This past weekend was my daughter's 6th birthday. She chose a Strawberry Shortcake themed party, so I made these Strawberry Cupcakes from The Joy of Vegan Baking.
1 3/4 cups unbleached all-purpose flour
1 tsp baking soda
1 cup sugar
1/2 cup canola oil
1 T white distilled vinegar
1 tsp vanilla extract
8 oz crushed or pureed strawberries (I blended fresh strawberries in my Vitamix, but you could use frozen as well)
Directions:
Preheat the oven to 350 degrees. Lightly grease standard muffin tins or fill the muffin cups with cupcake liners.
Mix together the flour, baking soda, and sugar in a bowl. In a separate bowl, combine the oil, vinegar, and vanilla. Add the pureed strawberries and stir to combine.
Create a well in the center of the dry ingredients, and add the wet ingredients. Stir to combine, but do not overstir. The batter will be a bit frothy. Pour the batter into the muffin tins, filling ONLY halfway.
Bake for 30 minutes for cupcakes, or until a toothpick comes out clean. Remove from the oven and put on a wire rack to cool.

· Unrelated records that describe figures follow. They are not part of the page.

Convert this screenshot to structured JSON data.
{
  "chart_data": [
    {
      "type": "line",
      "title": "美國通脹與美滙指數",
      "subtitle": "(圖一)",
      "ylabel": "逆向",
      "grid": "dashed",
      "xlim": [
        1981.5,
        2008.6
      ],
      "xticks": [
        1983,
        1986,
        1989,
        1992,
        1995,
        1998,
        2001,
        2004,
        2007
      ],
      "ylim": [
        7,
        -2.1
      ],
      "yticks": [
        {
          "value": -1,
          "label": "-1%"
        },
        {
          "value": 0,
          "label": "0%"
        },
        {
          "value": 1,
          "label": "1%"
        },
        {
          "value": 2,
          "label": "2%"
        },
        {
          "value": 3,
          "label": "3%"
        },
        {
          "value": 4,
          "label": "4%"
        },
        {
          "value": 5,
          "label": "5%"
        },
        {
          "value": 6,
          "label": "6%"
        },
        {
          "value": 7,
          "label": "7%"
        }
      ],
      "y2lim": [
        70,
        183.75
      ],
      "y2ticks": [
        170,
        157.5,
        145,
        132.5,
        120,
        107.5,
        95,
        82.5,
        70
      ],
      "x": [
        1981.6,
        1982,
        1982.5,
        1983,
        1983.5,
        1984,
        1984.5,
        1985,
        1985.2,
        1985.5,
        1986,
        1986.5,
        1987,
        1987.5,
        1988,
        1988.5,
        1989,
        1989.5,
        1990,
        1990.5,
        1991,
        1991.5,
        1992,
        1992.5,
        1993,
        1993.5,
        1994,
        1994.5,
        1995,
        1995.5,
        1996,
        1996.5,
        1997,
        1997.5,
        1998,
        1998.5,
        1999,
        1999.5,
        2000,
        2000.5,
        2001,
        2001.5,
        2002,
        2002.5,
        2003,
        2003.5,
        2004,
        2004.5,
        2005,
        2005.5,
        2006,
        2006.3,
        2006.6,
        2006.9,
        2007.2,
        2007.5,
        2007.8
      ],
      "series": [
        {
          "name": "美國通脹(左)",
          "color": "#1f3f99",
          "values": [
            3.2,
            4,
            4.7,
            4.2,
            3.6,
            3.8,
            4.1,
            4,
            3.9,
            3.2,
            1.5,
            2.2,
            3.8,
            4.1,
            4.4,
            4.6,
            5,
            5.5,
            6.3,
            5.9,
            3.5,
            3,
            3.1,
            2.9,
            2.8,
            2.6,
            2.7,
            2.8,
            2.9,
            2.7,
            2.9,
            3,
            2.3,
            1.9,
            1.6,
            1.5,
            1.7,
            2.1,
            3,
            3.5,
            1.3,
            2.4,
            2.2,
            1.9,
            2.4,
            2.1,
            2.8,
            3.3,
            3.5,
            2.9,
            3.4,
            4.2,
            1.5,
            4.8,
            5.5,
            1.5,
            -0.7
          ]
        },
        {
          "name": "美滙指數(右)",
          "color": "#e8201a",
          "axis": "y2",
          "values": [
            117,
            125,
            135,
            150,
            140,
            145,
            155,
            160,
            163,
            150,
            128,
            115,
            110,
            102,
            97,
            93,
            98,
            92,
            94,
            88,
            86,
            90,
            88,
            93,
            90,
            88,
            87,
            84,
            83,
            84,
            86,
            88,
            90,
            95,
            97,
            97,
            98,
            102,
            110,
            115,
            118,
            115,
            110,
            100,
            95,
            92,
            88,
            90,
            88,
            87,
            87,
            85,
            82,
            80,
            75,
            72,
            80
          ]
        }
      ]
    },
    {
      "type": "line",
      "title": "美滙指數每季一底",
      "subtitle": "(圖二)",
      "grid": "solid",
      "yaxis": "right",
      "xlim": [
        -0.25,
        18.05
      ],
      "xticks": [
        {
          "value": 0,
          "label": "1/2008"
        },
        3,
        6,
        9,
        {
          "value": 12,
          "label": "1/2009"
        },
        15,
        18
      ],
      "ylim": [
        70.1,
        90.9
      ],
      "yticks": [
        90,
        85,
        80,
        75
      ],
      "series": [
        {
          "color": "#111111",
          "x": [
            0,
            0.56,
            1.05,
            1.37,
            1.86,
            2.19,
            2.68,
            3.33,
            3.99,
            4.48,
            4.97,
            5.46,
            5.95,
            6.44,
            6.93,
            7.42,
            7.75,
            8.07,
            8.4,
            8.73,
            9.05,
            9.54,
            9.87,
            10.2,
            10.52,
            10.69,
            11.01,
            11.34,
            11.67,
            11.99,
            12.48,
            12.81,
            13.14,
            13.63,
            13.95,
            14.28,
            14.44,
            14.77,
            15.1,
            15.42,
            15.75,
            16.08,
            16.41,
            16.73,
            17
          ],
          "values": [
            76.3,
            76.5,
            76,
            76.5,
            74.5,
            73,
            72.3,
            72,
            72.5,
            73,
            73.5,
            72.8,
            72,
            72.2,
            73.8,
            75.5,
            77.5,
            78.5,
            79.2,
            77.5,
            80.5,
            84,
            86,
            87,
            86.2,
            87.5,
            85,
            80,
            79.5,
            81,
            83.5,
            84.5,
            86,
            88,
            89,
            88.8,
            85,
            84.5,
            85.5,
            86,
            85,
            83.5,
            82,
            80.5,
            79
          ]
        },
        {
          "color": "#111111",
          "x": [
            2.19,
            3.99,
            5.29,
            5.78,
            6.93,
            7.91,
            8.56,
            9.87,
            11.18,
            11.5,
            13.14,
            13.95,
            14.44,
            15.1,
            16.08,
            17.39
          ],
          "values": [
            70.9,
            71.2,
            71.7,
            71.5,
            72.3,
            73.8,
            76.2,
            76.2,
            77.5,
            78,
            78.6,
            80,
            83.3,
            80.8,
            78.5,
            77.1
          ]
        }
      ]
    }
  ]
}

Make sure the cupcakes are very cool - you can even refrigerate them. When they are warm, they are crumbly.
I used the following frosting recipe from 1000 Vegan Recipes:
4 cups confectioners' sugar
2 T coconut milk
1 1/2 tsp pure vanilla extract
Directions:
In a large bowl, cream the shortening until light and fluffy with an electric mixer or a kitchenaid.
Add the sugar, coconut milk, and vanilla, and mix until thoroughly combined. Continue mixing for about 2 minutes, until the frosting is smooth and stiff. Put in icing bag and swirl on top of the cooled cupcakes, or spread with knife.